Overall survival according to time-of-day of combined immuno-chemotherapy for advanced gastric cancer: a propensity score-matched analysis.

[PURPOSE] The impact of time-of-day administration (ToDA) of immune checkpoint inhibitor (ICI) on patient outcomes across multiple cancer types is increasingly being elucidated. Following the results of the CheckMate-649 study, chemotherapy combined with immunotherapy has been established as the standard first-line treatment for advanced gastric cancer (GC). A thorough investigation of the relationship between ICI infusion timing and patient outcomes within this combined regimen holds considerable potential to enhance and optimize clinical treatment strategies.
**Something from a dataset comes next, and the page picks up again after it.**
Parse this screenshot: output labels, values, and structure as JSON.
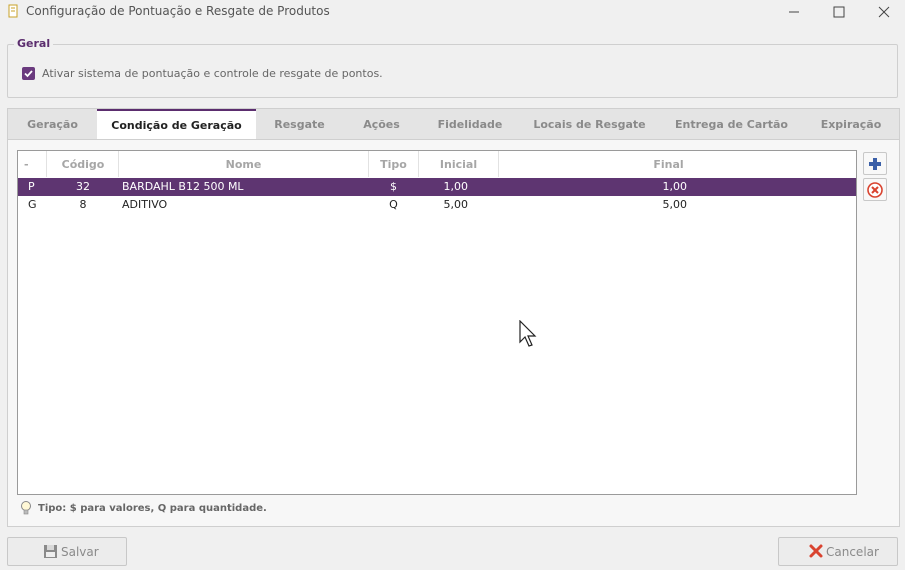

[METHODS] We conducted a retrospective analysis of patients with advanced GC from West China Hospital, Sichuan University, who received first-line chemotherapy combined with ICIs between January 2020 and September 2024. Patients who received fewer than two doses of ICIs were excluded. Follow-up continued until May 2025. The primary endpoint was overall survival (OS), defined as the time from initial ICI infusion to death from any cause. Secondary endpoints included progression-free survival (PFS), objective response rate (ORR), and adverse events (AEs). Propensity score matching (1:2 ratio, caliper width 0.1) mitigated confounding factors. The impact of ICI infusion timing (after 1630h) on OS and PFS was evaluated using Cox proportional hazards regression. ORR and AEs were assessed with either the Chi-square test or Fisher's exact test. To further assess the robustness of our findings, sensitivity analyses were conducted using infusion proportion thresholds of 30%, 40%, and 50% at the fixed time point of 1630h, along with time-point sensitivity analyses at 30-minute intervals across the 1500h to 1700h period.

[RESULTS] Among 214 patients, 50 patients received ≥20% of ICI after 1630h (Group A), while 164 patients received <20% (Group B). Before propensity score matching, patients in Group B exhibited significantly shorter OS compared to those in Group A (median 15.4 vs. 21.4 months, HR = 1.64, P = 0.014). After matching, the Group B (44 patients) continued to demonstrate significantly shorter OS than Group A (86 patients) (median 15.4 vs. 22.4 months, HR = 1.82, P = 0.013). Multivariable analysis confirmed these findings. No significant differences were found in PFS, ORR, or AEs (all P>0.050). Sensitivity analysis further validated the robustness of the results.

[CONCLUSION] Early ToDA of ICIs is associated with longer OS in patients with advanced GC receiving first-line chemotherapy combined with ICIs. Randomized clinical trials are required to validate these findings.